Protoheme IX farnesyltransferase, mitochondrial is an enzyme that in humans is encoded by the COX10 gene. Cytochrome c oxidase (COX), the terminal component of the mitochondrial respiratory chain, catalyzes the electron transfer from reduced cytochrome c to oxygen. This component is a heteromeric complex consisting of 3 catalytic subunits encoded by mitochondrial genes and multiple structural subunits encoded by nuclear genes. The mitochondrially-encoded subunits function in electron transfer, and the nuclear-encoded subunits may function in the regulation and assembly of the complex. This nuclear gene, COX10, encodes heme A: farnesyltransferase, which is not a structural subunit but required for the expression of functional COX and functions in the maturation of the heme A prosthetic group of COX. A gene mutation, which results in the substitution of a lysine for an asparagine (N204K), is identified to be responsible for cytochrome c oxidase deficiency. In addition, this gene is disrupted in patients with CMT1A (Charcot-Marie-Tooth type 1A) duplication and with HNPP (hereditary neuropathy with liability to pressure palsies) deletion.

== Structure ==
The COX10 gene is located on the p arm of chromosome 17 in position 12 and spans 139,277 base pairs. The gene produces a 48.9 kDa protein composed of 443 amino acids. This gene has an unusually long 3' untranslated region measuring 1426 base pairs, compared to a 1329 base pair open reading frame. The COX10 gene has 7 exons totaling 135 kilobases in length. This protein is predicted to contain 7-9 transmembrane domains localized in the mitochondrial inner membrane. There are hydrophilic loops between transmembrane domains II/III and VI/VII. This protein is considered a constituent of the mitochondrial inner membrane.

== Function ==
The protein encoded by COX10 is an assembly factor essential to COX synthesis, participating in the first step of the mitochondrial heme A biosynthetic pathway. It catalyzes the farnesylation of the vinyl group at position C2 of protoheme (heme B) and converts it to heme O.

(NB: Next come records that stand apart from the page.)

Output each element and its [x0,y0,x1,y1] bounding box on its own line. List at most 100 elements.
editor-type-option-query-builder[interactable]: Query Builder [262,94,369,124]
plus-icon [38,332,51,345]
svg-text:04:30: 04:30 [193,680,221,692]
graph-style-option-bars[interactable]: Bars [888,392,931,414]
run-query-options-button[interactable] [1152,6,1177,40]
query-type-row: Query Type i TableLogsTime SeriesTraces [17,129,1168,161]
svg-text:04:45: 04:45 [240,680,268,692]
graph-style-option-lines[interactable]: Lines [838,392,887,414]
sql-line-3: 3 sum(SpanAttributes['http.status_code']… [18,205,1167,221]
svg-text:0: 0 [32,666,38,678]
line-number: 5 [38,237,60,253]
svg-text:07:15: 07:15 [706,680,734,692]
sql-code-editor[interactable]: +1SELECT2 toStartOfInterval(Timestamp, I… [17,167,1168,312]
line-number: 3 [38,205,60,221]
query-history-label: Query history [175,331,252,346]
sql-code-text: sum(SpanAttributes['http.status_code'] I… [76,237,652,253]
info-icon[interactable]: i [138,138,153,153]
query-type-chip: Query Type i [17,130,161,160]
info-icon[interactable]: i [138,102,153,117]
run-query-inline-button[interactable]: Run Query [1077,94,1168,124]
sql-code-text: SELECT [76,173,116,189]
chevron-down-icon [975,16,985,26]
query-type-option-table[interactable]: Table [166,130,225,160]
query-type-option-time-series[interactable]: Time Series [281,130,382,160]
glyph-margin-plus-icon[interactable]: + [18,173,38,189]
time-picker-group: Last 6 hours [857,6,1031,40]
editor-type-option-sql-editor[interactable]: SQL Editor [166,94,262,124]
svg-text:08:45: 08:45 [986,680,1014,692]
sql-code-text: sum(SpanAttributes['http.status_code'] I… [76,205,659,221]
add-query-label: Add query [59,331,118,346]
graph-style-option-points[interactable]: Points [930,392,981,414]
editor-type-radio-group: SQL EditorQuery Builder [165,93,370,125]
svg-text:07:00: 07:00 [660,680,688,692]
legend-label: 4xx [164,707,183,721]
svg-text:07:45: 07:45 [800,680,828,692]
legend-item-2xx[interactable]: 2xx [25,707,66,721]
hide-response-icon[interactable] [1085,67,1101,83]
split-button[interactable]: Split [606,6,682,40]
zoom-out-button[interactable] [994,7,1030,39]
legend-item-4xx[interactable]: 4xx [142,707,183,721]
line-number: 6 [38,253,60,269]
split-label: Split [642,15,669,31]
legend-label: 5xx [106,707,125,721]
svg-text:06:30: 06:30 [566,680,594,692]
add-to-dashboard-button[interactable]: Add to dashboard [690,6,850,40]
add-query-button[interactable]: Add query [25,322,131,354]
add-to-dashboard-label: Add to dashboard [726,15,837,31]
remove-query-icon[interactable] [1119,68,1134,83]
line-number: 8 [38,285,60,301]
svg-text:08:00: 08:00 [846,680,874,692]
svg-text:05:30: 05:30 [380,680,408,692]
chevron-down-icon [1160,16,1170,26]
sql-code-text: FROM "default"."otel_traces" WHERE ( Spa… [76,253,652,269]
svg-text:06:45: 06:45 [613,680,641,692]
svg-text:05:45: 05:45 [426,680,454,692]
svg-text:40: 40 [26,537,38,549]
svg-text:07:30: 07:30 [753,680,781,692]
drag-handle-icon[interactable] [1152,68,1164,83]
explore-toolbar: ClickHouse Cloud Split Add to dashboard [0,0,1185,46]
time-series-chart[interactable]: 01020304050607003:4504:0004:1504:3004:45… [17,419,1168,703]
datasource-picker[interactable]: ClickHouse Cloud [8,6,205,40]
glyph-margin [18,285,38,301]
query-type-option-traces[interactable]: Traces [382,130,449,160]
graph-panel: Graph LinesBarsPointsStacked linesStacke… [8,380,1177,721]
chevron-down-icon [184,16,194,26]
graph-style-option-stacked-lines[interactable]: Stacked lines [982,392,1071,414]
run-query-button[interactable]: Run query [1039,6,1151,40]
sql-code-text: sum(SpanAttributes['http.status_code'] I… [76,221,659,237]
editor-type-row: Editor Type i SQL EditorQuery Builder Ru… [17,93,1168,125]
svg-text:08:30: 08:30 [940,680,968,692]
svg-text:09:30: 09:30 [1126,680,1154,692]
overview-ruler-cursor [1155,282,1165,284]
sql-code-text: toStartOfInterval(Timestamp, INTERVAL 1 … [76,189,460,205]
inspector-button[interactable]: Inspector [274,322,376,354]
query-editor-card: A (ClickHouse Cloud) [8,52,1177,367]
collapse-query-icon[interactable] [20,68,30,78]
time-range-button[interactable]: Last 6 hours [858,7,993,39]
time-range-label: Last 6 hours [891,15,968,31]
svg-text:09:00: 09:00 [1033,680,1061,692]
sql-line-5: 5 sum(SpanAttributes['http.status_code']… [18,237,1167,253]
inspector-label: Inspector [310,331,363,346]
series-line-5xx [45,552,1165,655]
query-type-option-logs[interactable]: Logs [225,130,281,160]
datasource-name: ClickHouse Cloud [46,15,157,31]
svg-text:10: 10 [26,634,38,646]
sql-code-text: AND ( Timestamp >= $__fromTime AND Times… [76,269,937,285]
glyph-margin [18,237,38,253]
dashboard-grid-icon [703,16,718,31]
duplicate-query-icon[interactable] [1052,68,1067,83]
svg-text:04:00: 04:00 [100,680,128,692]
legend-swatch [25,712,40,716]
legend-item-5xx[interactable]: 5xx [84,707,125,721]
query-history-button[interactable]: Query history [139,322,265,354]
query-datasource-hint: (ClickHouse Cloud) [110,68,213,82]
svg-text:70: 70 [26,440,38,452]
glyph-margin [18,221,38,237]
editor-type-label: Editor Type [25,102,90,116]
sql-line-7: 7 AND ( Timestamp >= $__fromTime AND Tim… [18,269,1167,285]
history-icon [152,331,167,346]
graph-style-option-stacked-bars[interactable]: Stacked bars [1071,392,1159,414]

== Clinical Significance ==
Mutations in the COX10 gene can result in numerous clinical phenotypes, from tubulopathy and leukodystrophy to Leigh syndrome to fatal infantile cardiomyopathy to a French Canadian form of Leigh Syndrome. A wide variety of symptoms encompassing the entire range of COX deficiency symptoms have been reported, including ataxia, hypotonia, ptosis, lactic acidosis, proximal tubulopathy, anemia, myopathy, hypertrophic cardiomyopathy, sensorineural hearing loss, and leukodystrophy.

In addition, this gene is disrupted in patients with CMT1A (Charcot-Marie-Tooth type 1A) duplication and with HNPP (hereditary neuropathy with liability to pressure palsies) deletion.

== Interactions ==
This protein interacts with FAM136A.